Concept

Hażlach

Summary
Hażlach 'hażlah (Haslach) is a village and the seat of Gmina Hażlach in Cieszyn County in Silesian Voivodeship, southern Poland. It has a population of 2,460 (2017). The name of the village is of topographic Austro-Bavarian origins (Hasen-loch?). The village lies in the historical region of Cieszyn Silesia. It was first mentioned in a Latin document of Diocese of Wrocław called Liber fundationis episcopatus Vratislaviensis from around 1305 as item in Hesleth debent esse viginti mansi.. It meant that the village was supposed to pay a tithe from 20 smaller lans. The creation of the village was a part of a larger settlement campaign taking place in the late 13th century on the territory of what would later be known as Upper Silesia. The name of the village, of Austro-Bavarian origin, may indicate that the initial settlers were ethnic Germans, later fully polonised.
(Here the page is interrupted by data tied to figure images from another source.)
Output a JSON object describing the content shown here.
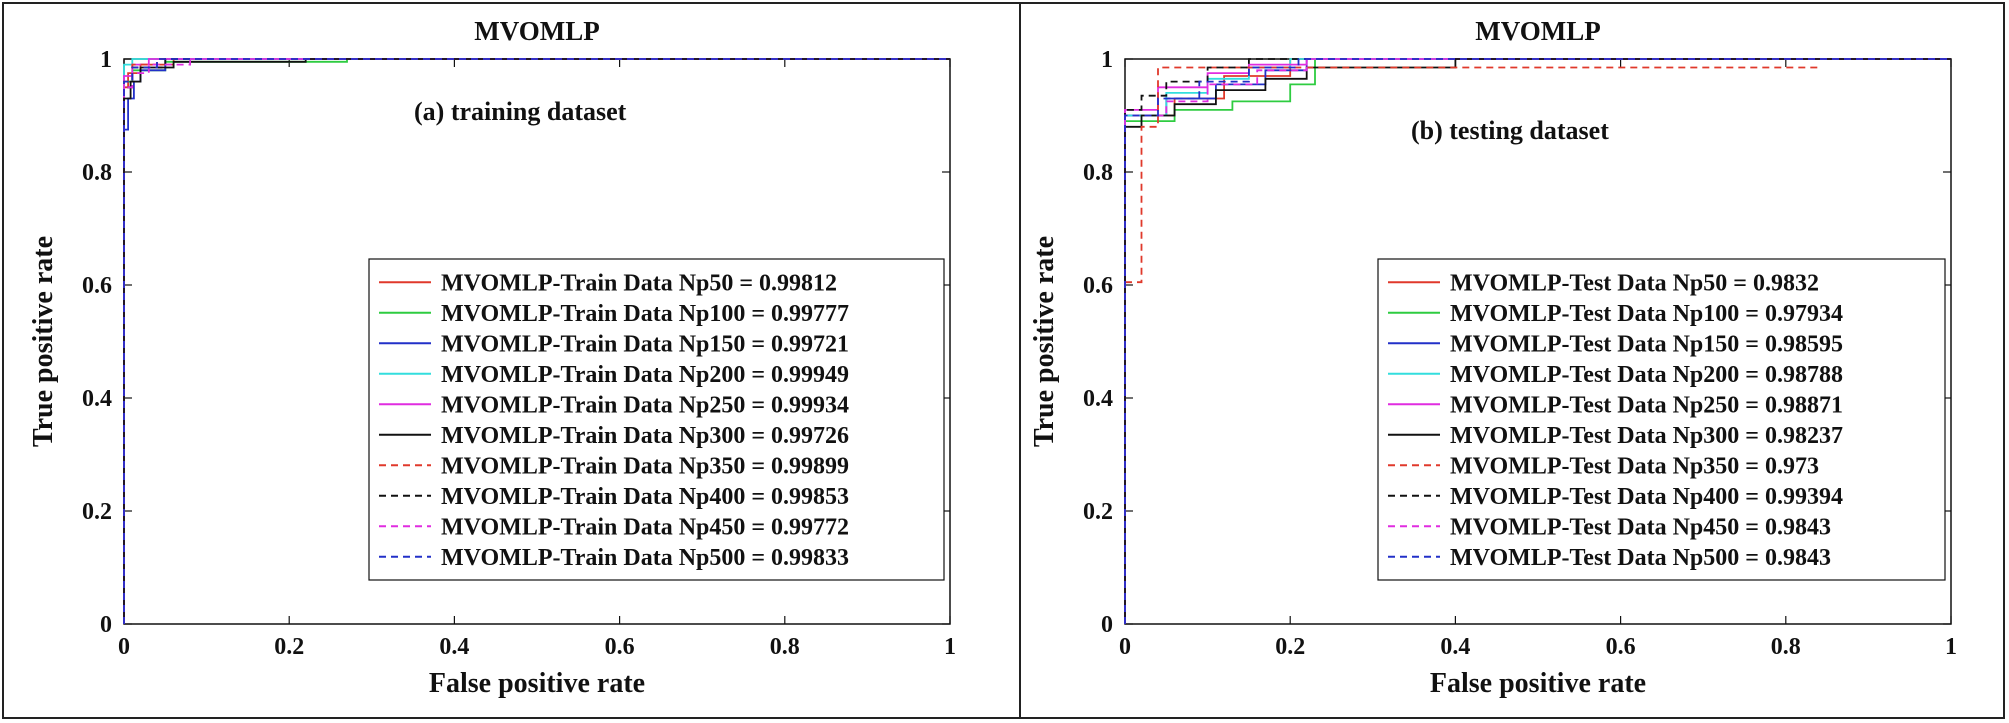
{
  "colors": {
    "Np50": "#e0392b",
    "Np100": "#2ecc40",
    "Np150": "#2230c8",
    "Np200": "#33dede",
    "Np250": "#e02ce0",
    "Np300": "#111111",
    "Np350": "#e0392b",
    "Np400": "#111111",
    "Np450": "#e02ce0",
    "Np500": "#2230c8"
  },
  "chart_data": [
    {
      "type": "line",
      "title": "MVOMLP",
      "annotation": "(a) training dataset",
      "xlabel": "False positive rate",
      "ylabel": "True positive rate",
      "xlim": [
        0,
        1
      ],
      "ylim": [
        0,
        1
      ],
      "xticks": [
        "0",
        "0.2",
        "0.4",
        "0.6",
        "0.8",
        "1"
      ],
      "yticks": [
        "0",
        "0.2",
        "0.4",
        "0.6",
        "0.8",
        "1"
      ],
      "grid": false,
      "legend_position": "bottom-right",
      "series": [
        {
          "name": "MVOMLP-Train Data Np50 = 0.99812",
          "color": "#e0392b",
          "dash": "solid",
          "x": [
            0,
            0,
            0.005,
            0.005,
            0.02,
            0.02,
            0.06,
            0.06,
            1
          ],
          "y": [
            0,
            0.95,
            0.95,
            0.975,
            0.975,
            0.99,
            0.99,
            1,
            1
          ]
        },
        {
          "name": "MVOMLP-Train Data Np100 = 0.99777",
          "color": "#2ecc40",
          "dash": "solid",
          "x": [
            0,
            0,
            0.01,
            0.01,
            0.05,
            0.05,
            0.27,
            0.27,
            1
          ],
          "y": [
            0,
            0.96,
            0.96,
            0.98,
            0.98,
            0.995,
            0.995,
            1,
            1
          ]
        },
        {
          "name": "MVOMLP-Train Data Np150 = 0.99721",
          "color": "#2230c8",
          "dash": "solid",
          "x": [
            0,
            0,
            0.005,
            0.005,
            0.012,
            0.012,
            0.02,
            0.02,
            0.05,
            0.05,
            1
          ],
          "y": [
            0,
            0.875,
            0.875,
            0.93,
            0.93,
            0.96,
            0.96,
            0.98,
            0.98,
            1,
            1
          ]
        },
        {
          "name": "MVOMLP-Train Data Np200 = 0.99949",
          "color": "#33dede",
          "dash": "solid",
          "x": [
            0,
            0,
            0.01,
            0.01,
            1
          ],
          "y": [
            0,
            0.99,
            0.99,
            1,
            1
          ]
        },
        {
          "name": "MVOMLP-Train Data Np250 = 0.99934",
          "color": "#e02ce0",
          "dash": "solid",
          "x": [
            0,
            0,
            0.01,
            0.01,
            0.03,
            0.03,
            1
          ],
          "y": [
            0,
            0.97,
            0.97,
            0.99,
            0.99,
            1,
            1
          ]
        },
        {
          "name": "MVOMLP-Train Data Np300 = 0.99726",
          "color": "#111111",
          "dash": "solid",
          "x": [
            0,
            0,
            0.008,
            0.008,
            0.02,
            0.02,
            0.06,
            0.06,
            0.22,
            0.22,
            1
          ],
          "y": [
            0,
            0.93,
            0.93,
            0.96,
            0.96,
            0.985,
            0.985,
            0.995,
            0.995,
            1,
            1
          ]
        },
        {
          "name": "MVOMLP-Train Data Np350 = 0.99899",
          "color": "#e0392b",
          "dash": "dashed",
          "x": [
            0,
            0,
            0.01,
            0.01,
            0.04,
            0.04,
            1
          ],
          "y": [
            0,
            0.96,
            0.96,
            0.99,
            0.99,
            1,
            1
          ]
        },
        {
          "name": "MVOMLP-Train Data Np400 = 0.99853",
          "color": "#111111",
          "dash": "dashed",
          "x": [
            0,
            0,
            0.01,
            0.01,
            0.05,
            0.05,
            1
          ],
          "y": [
            0,
            0.95,
            0.95,
            0.985,
            0.985,
            1,
            1
          ]
        },
        {
          "name": "MVOMLP-Train Data Np450 = 0.99772",
          "color": "#e02ce0",
          "dash": "dashed",
          "x": [
            0,
            0,
            0.01,
            0.01,
            0.03,
            0.03,
            0.08,
            0.08,
            1
          ],
          "y": [
            0,
            0.95,
            0.95,
            0.975,
            0.975,
            0.99,
            0.99,
            1,
            1
          ]
        },
        {
          "name": "MVOMLP-Train Data Np500 = 0.99833",
          "color": "#2230c8",
          "dash": "dashed",
          "x": [
            0,
            0,
            0.01,
            0.01,
            0.04,
            0.04,
            1
          ],
          "y": [
            0,
            0.96,
            0.96,
            0.985,
            0.985,
            1,
            1
          ]
        }
      ]
    },
    {
      "type": "line",
      "title": "MVOMLP",
      "annotation": "(b) testing dataset",
      "xlabel": "False positive rate",
      "ylabel": "True positive rate",
      "xlim": [
        0,
        1
      ],
      "ylim": [
        0,
        1
      ],
      "xticks": [
        "0",
        "0.2",
        "0.4",
        "0.6",
        "0.8",
        "1"
      ],
      "yticks": [
        "0",
        "0.2",
        "0.4",
        "0.6",
        "0.8",
        "1"
      ],
      "grid": false,
      "legend_position": "bottom-right",
      "series": [
        {
          "name": "MVOMLP-Test Data Np50 = 0.9832",
          "color": "#e0392b",
          "dash": "solid",
          "x": [
            0,
            0,
            0.06,
            0.06,
            0.12,
            0.12,
            0.2,
            0.2,
            1
          ],
          "y": [
            0,
            0.9,
            0.9,
            0.93,
            0.93,
            0.97,
            0.97,
            1,
            1
          ]
        },
        {
          "name": "MVOMLP-Test Data Np100 = 0.97934",
          "color": "#2ecc40",
          "dash": "solid",
          "x": [
            0,
            0,
            0.06,
            0.06,
            0.13,
            0.13,
            0.2,
            0.2,
            0.23,
            0.23,
            1
          ],
          "y": [
            0,
            0.89,
            0.89,
            0.91,
            0.91,
            0.925,
            0.925,
            0.955,
            0.955,
            1,
            1
          ]
        },
        {
          "name": "MVOMLP-Test Data Np150 = 0.98595",
          "color": "#2230c8",
          "dash": "solid",
          "x": [
            0,
            0,
            0.05,
            0.05,
            0.11,
            0.11,
            0.17,
            0.17,
            0.22,
            0.22,
            1
          ],
          "y": [
            0,
            0.9,
            0.9,
            0.93,
            0.93,
            0.955,
            0.955,
            0.98,
            0.98,
            1,
            1
          ]
        },
        {
          "name": "MVOMLP-Test Data Np200 = 0.98788",
          "color": "#33dede",
          "dash": "solid",
          "x": [
            0,
            0,
            0.05,
            0.05,
            0.1,
            0.1,
            0.15,
            0.15,
            0.2,
            0.2,
            1
          ],
          "y": [
            0,
            0.9,
            0.9,
            0.94,
            0.94,
            0.965,
            0.965,
            0.985,
            0.985,
            1,
            1
          ]
        },
        {
          "name": "MVOMLP-Test Data Np250 = 0.98871",
          "color": "#e02ce0",
          "dash": "solid",
          "x": [
            0,
            0,
            0.04,
            0.04,
            0.1,
            0.1,
            0.15,
            0.15,
            0.22,
            0.22,
            1
          ],
          "y": [
            0,
            0.91,
            0.91,
            0.95,
            0.95,
            0.975,
            0.975,
            0.99,
            0.99,
            1,
            1
          ]
        },
        {
          "name": "MVOMLP-Test Data Np300 = 0.98237",
          "color": "#111111",
          "dash": "solid",
          "x": [
            0,
            0,
            0.02,
            0.02,
            0.06,
            0.06,
            0.11,
            0.11,
            0.17,
            0.17,
            0.22,
            0.22,
            0.4,
            0.4,
            1
          ],
          "y": [
            0,
            0.88,
            0.88,
            0.9,
            0.9,
            0.92,
            0.92,
            0.945,
            0.945,
            0.965,
            0.965,
            0.985,
            0.985,
            1,
            1
          ]
        },
        {
          "name": "MVOMLP-Test Data Np350 = 0.973",
          "color": "#e0392b",
          "dash": "dashed",
          "x": [
            0,
            0.02,
            0.02,
            0.04,
            0.04,
            0.4,
            0.4,
            0.84,
            0.84
          ],
          "y": [
            0.605,
            0.605,
            0.88,
            0.88,
            0.985,
            0.985,
            0.985,
            0.985,
            0.985
          ]
        },
        {
          "name": "MVOMLP-Test Data Np400 = 0.99394",
          "color": "#111111",
          "dash": "dashed",
          "x": [
            0,
            0,
            0.02,
            0.02,
            0.05,
            0.05,
            0.1,
            0.1,
            0.15,
            0.15,
            1
          ],
          "y": [
            0,
            0.91,
            0.91,
            0.935,
            0.935,
            0.96,
            0.96,
            0.985,
            0.985,
            1,
            1
          ]
        },
        {
          "name": "MVOMLP-Test Data Np450 = 0.9843",
          "color": "#e02ce0",
          "dash": "dashed",
          "x": [
            0,
            0,
            0.05,
            0.05,
            0.1,
            0.1,
            0.16,
            0.16,
            0.22,
            0.22,
            1
          ],
          "y": [
            0,
            0.9,
            0.9,
            0.925,
            0.925,
            0.955,
            0.955,
            0.98,
            0.98,
            1,
            1
          ]
        },
        {
          "name": "MVOMLP-Test Data Np500 = 0.9843",
          "color": "#2230c8",
          "dash": "dashed",
          "x": [
            0,
            0,
            0.04,
            0.04,
            0.09,
            0.09,
            0.15,
            0.15,
            0.21,
            0.21,
            1
          ],
          "y": [
            0,
            0.9,
            0.9,
            0.93,
            0.93,
            0.96,
            0.96,
            0.985,
            0.985,
            1,
            1
          ]
        }
      ]
    }
  ]
}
Politically the village belonged initially to the Duchy of Teschen, formed in 1290 in the process of feudal fragmentation of Poland and was ruled by a local branch of the Silesian Piast dynasty. In 1327 the duchy became a fee of the Kingdom of Bohemia, which after 1526 became a part of the Habsburg monarchy. The village became a seat of a Catholic parish, mentioned in the register of Peter's Pence payment from 1447 among the 50 parishes of Teschen deanery as Hazelach. After the 1540s Protestant Reformation prevailed in the Duchy of Teschen and a local Catholic church was taken over by Lutherans. It was taken from them (as one from around fifty buildings) in the region by a special commission and given back to the Roman Catholic Church on 18 April 1654. After the Revolutions of 1848 in the Austrian Empire a modern municipal division was introduced in the re-established Austrian Silesia. The village as a municipality was subscribed to the political and legal district of Cieszyn. According to the censuses conducted in 1880, 1890, 1900 and 1910 the population of the municipality grew from 1,248 in 1880 to 1,342 in 1910 with the growing majority being native Polish-speakers (from 95.